Wes Hatch

front-end developer

PostCSS (or, migrating away from Sass)

What is it? A lot of folks hear of it, and think they should adopt it instead of scss. It’s not really comparable, though.

I’ve finally stopped using Sass in my projects. I still love it, it got me far. However, I’m increasingly finding I don’t need it. Instead, I’m all-in on PostCSS.

PostCSS is, in brief, a way to import and scope your CSS. That’s pretty much it. Its usefulness stems from the ability to generate a list of css names from a css file, which it then makes available to your JS. So, whatever you’re doing in JS-land can directly reference (or, “communicate with”, if you like) the CSS bridge that PostCSS provides.

A few details

Why is this useful? Well, if you use any kind of JS framework, it might be nice to be able to reference particular CSS styles or classes in your JS code. During build time, the compiler can see what’s referenced in a component and dynamically pull in and generate the necessary CSS for it.

// special.module.css
.burger
{ background: red; }
.bonkers { background: pink; }
// special.js
import styles from 'special.module.css';

<main className={styles.cat}> // JSX
<main :class="styles.bonkers"> // Vue, etc

Here, we have .burger and .bonkers in our CSS. Behind the scenes, PostCSS generates a JSON file with these class names mapped to their respective value(s), which can be imported in our JS.

More powerfully, those names are local to each JSON file from which they were scoped; they can later be obfuscated – rewritten with a hash – as part of the build pipeline. This enables the dev to maintain a verbose list of class names without worrying if they’ll clash with other global styles: PostCSS guarantees that the obfuscated (“hashed”) CSS class names it generates will be unique and have uniform specificity (unless you write nested CSS). Additionally, there’s no need to resort to other naming conventions such as BEM, and you won’t be burdened with trying to find a super-awesome and totally-perfect class name. It doesn’t matter.

Transition pains

It’s plain CSS, and you’re probably used to some of the niceities that Sass wrought. I often encounter instances that make me wish I had a particular feature from Sass – for example, importing vars into a file, using the Sass-style of nested syntax, or using the ancestor reference &. Early on, I kept forgetting that I was now authoring plain CSS and didn’t have these things. Oh, and note that PostCSS does not have variables, either.

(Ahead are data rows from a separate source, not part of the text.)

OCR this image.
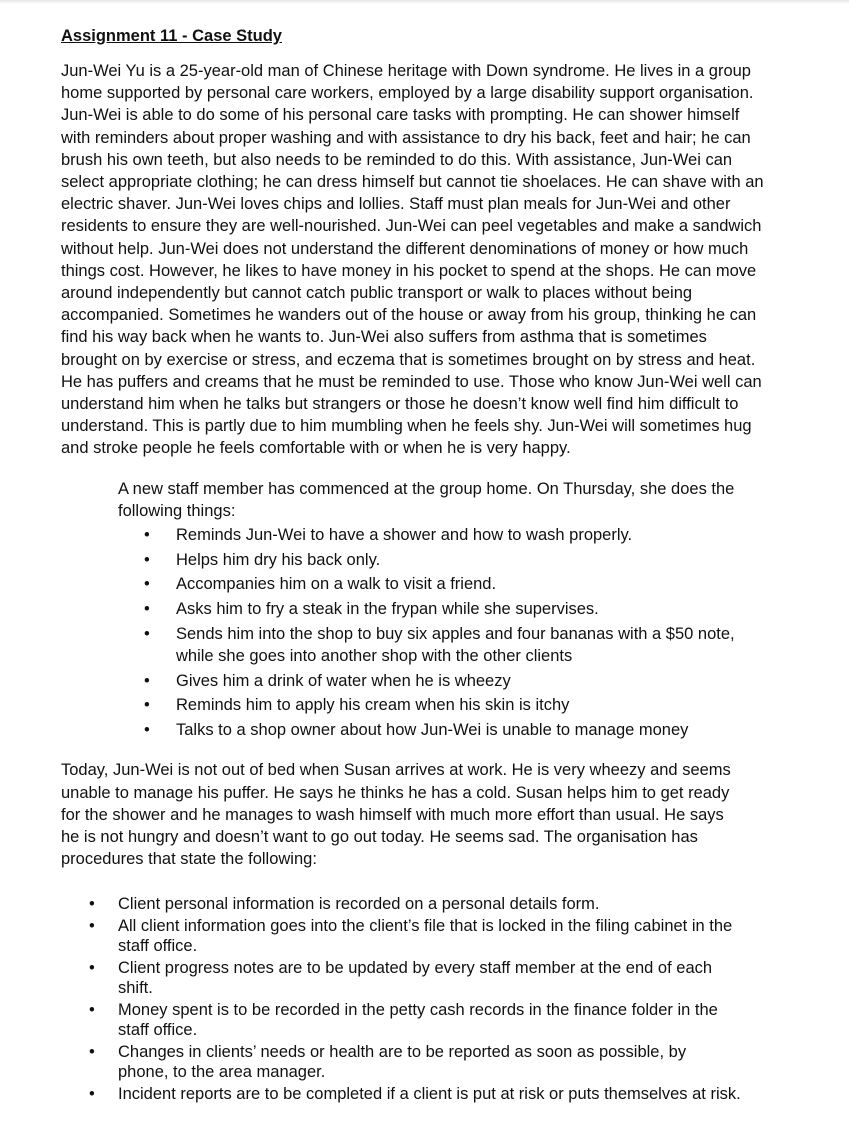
Assignment 11 - Case Study

Jun-Wei Yu is a 25-year-old man of Chinese heritage with Down syndrome. He lives in a group

home supported by personal care workers, employed by a large disability support organisation.

Jun-Wei is able to do some of his personal care tasks with prompting. He can shower himself

with reminders about proper washing and with assistance to dry his back, feet and hair; he can

brush his own teeth, but also needs to be reminded to do this. With assistance, Jun-Wei can

select appropriate clothing; he can dress himself but cannot tie shoelaces. He can shave with an

electric shaver. Jun-Wei loves chips and lollies. Staff must plan meals for Jun-Wei and other

residents to ensure they are well-nourished. Jun-Wei can peel vegetables and make a sandwich

without help. Jun-Wei does not understand the different denominations of money or how much

things cost. However, he likes to have money in his pocket to spend at the shops. He can move

around independently but cannot catch public transport or walk to places without being

accompanied. Sometimes he wanders out of the house or away from his group, thinking he can

find his way back when he wants to. Jun-Wei also suffers from asthma that is sometimes

brought on by exercise or stress, and eczema that is sometimes brought on by stress and heat.

He has puffers and creams that he must be reminded to use. Those who know Jun-Wei well can

understand him when he talks but strangers or those he doesn’t know well find him difficult to

understand. This is partly due to him mumbling when he feels shy. Jun-Wei will sometimes hug

and stroke people he feels comfortable with or when he is very happy.

A new staff member has commenced at the group home. On Thursday, she does the

following things:

• Reminds Jun-Wei to have a shower and how to wash properly.
• Helps him dry his back only.
• Accompanies him on a walk to visit a friend.
• Asks him to fry a steak in the frypan while she supervises.
• Sends him into the shop to buy six apples and four bananas with a $50 note,
while she goes into another shop with the other clients
• Gives him a drink of water when he is wheezy
• Reminds him to apply his cream when his skin is itchy
• Talks to a shop owner about how Jun-Wei is unable to manage money

Today, Jun-Wei is not out of bed when Susan arrives at work. He is very wheezy and seems

unable to manage his puffer. He says he thinks he has a cold. Susan helps him to get ready

for the shower and he manages to wash himself with much more effort than usual. He says

he is not hungry and doesn’t want to go out today. He seems sad. The organisation has

procedures that state the following:

• Client personal information is recorded on a personal details form.
• All client information goes into the client’s file that is locked in the filing cabinet in the
staff office.
• Client progress notes are to be updated by every staff member at the end of each
shift.
• Money spent is to be recorded in the petty cash records in the finance folder in the
staff office.
• Changes in clients’ needs or health are to be reported as soon as possible, by
phone, to the area manager.
• Incident reports are to be completed if a client is put at risk or puts themselves at risk.
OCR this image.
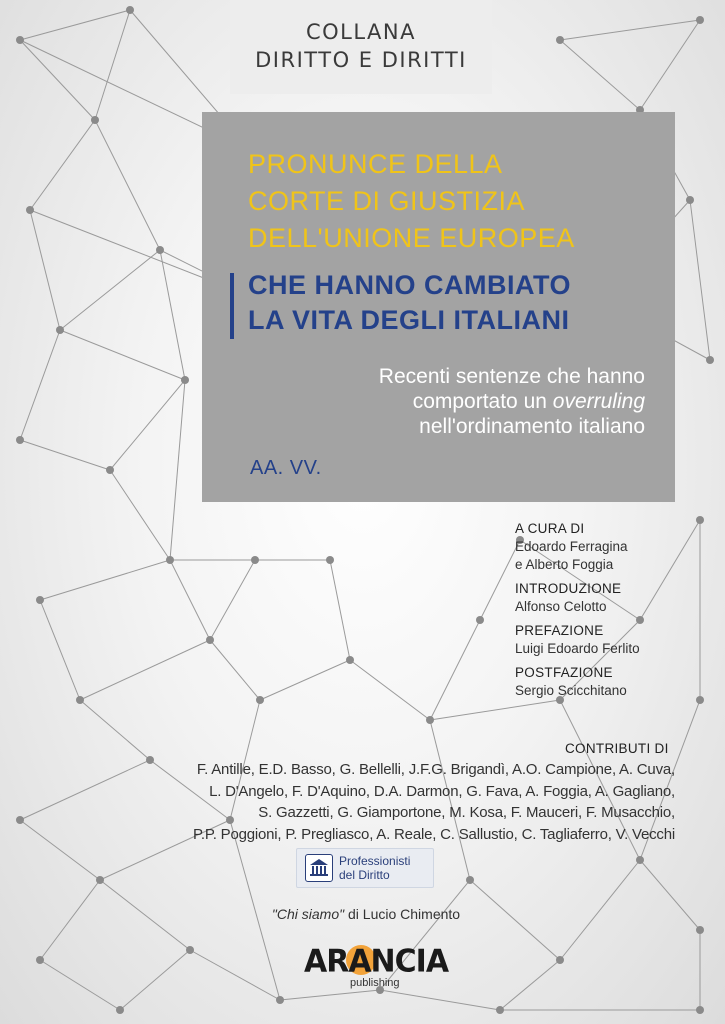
COLLANA
DIRITTO E DIRITTI
PRONUNCE DELLA
CORTE DI GIUSTIZIA
DELL'UNIONE EUROPEA
CHE HANNO CAMBIATO
LA VITA DEGLI ITALIANI
Recenti sentenze che hanno
comportato un overruling
nell'ordinamento italiano
AA. VV.
A CURA DI
Edoardo Ferragina
e Alberto Foggia
INTRODUZIONE
Alfonso Celotto
PREFAZIONE
Luigi Edoardo Ferlito
POSTFAZIONE
Sergio Scicchitano
CONTRIBUTI DI
F. Antille, E.D. Basso, G. Bellelli, J.F.G. Brigandì, A.O. Campione, A. Cuva,
L. D'Angelo, F. D'Aquino, D.A. Darmon, G. Fava, A. Foggia, A. Gagliano,
S. Gazzetti, G. Giamportone, M. Kosa, F. Mauceri, F. Musacchio,
P.P. Poggioni, P. Pregliasco, A. Reale, C. Sallustio, C. Tagliaferro, V. Vecchi
Professionisti
del Diritto
"Chi siamo" di Lucio Chimento
ARANCIA
publishing
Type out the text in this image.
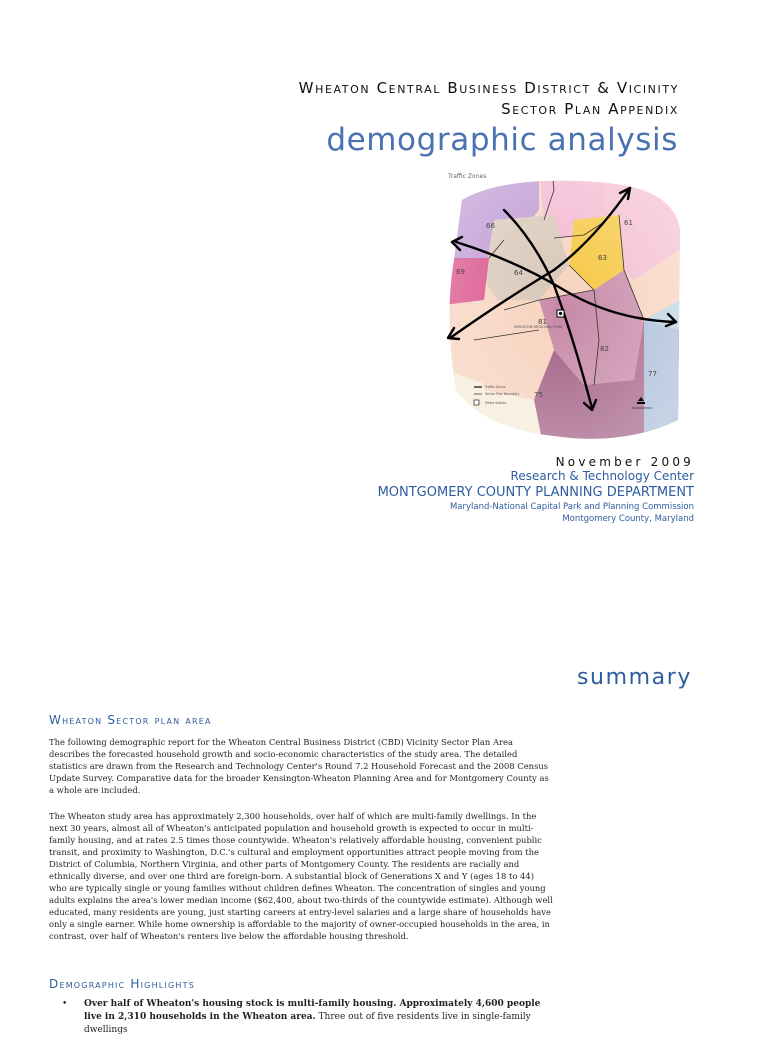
Wheaton Central Business District & Vicinity
Sector Plan Appendix
demographic analysis
Traffic Zones
66	61
69	64
63
81
82
77
75
WHEATON REGIONAL PARK
Traffic Zones
Sector Plan Boundary
Metro Station
November 2009
Research & Technology Center
MONTGOMERY COUNTY PLANNING DEPARTMENT
Maryland-National Capital Park and Planning Commission
Montgomery County, Maryland
summary
Wheaton Sector plan area

The following demographic report for the Wheaton Central Business District (CBD) Vicinity Sector Plan Area describes the forecasted household growth and socio-economic characteristics of the study area. The detailed statistics are drawn from the Research and Technology Center's Round 7.2 Household Forecast and the 2008 Census Update Survey. Comparative data for the broader Kensington-Wheaton Planning Area and for Montgomery County as a whole are included.

The Wheaton study area has approximately 2,300 households, over half of which are multi-family dwellings. In the next 30 years, almost all of Wheaton's anticipated population and household growth is expected to occur in multi-family housing, and at rates 2.5 times those countywide. Wheaton's relatively affordable housing, convenient public transit, and proximity to Washington, D.C.'s cultural and employment opportunities attract people moving from the District of Columbia, Northern Virginia, and other parts of Montgomery County. The residents are racially and ethnically diverse, and over one third are foreign-born. A substantial block of Generations X and Y (ages 18 to 44) who are typically single or young families without children defines Wheaton. The concentration of singles and young adults explains the area's lower median income ($62,400, about two-thirds of the countywide estimate). Although well educated, many residents are young, just starting careers at entry-level salaries and a large share of households have only a single earner. While home ownership is affordable to the majority of owner-occupied households in the area, in contrast, over half of Wheaton's renters live below the affordable housing threshold.

Demographic Highlights
• Over half of Wheaton's housing stock is multi-family housing. Approximately 4,600 people live in 2,310 households in the Wheaton area. Three out of five residents live in single-family dwellings
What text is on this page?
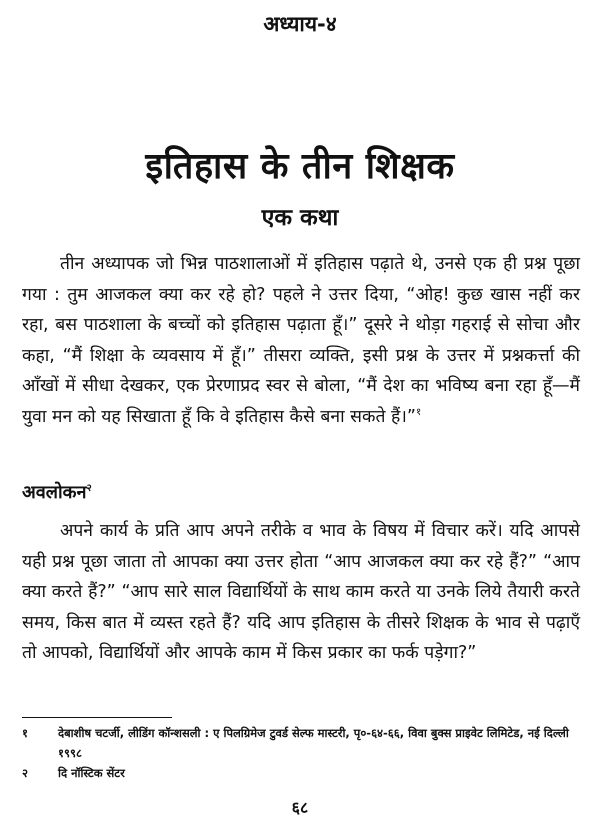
अध्याय-४
इतिहास के तीन शिक्षक
एक कथा

तीन अध्यापक जो भिन्न पाठशालाओं में इतिहास पढ़ाते थे, उनसे एक ही प्रश्न पूछा गया : तुम आजकल क्या कर रहे हो? पहले ने उत्तर दिया, “ओह! कुछ खास नहीं कर रहा, बस पाठशाला के बच्चों को इतिहास पढ़ाता हूँ।” दूसरे ने थोड़ा गहराई से सोचा और कहा, “मैं शिक्षा के व्यवसाय में हूँ।” तीसरा व्यक्ति, इसी प्रश्न के उत्तर में प्रश्नकर्त्ता की आँखों में सीधा देखकर, एक प्रेरणाप्रद स्वर से बोला, “मैं देश का भविष्य बना रहा हूँ—मैं युवा मन को यह सिखाता हूँ कि वे इतिहास कैसे बना सकते हैं।”$^१$

अवलोकन$^२$

अपने कार्य के प्रति आप अपने तरीके व भाव के विषय में विचार करें। यदि आपसे यही प्रश्न पूछा जाता तो आपका क्या उत्तर होता “आप आजकल क्या कर रहे हैं?” “आप क्या करते हैं?” “आप सारे साल विद्यार्थियों के साथ काम करते या उनके लिये तैयारी करते समय, किस बात में व्यस्त रहते हैं? यदि आप इतिहास के तीसरे शिक्षक के भाव से पढ़ाएँ तो आपको, विद्यार्थियों और आपके काम में किस प्रकार का फर्क पड़ेगा?”

१	देबाशीष चटर्जी, लीडिंग कॉन्शसली : ए पिलग्रिमेज टुवर्ड सेल्फ मास्टरी, पृ०-६४-६६, विवा बुक्स प्राइवेट लिमिटेड, नई दिल्ली १९९८
२	दि नॉस्टिक सेंटर
६८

Now, that might all seem dire, and you may opt to use PostCSS in tandem with Sass if you wish. But, you may not need to. You might find that CSS vars work better than alllll the vars you had previously in Sass. And, there are a multitude of packages to provide a “Sass-like” experience in your PostCSS landscape. For example:

The end?

Sass revolutionized how I thought about CSS, and composed and structured it. But, I probably won’t be going back, which is bittersweet.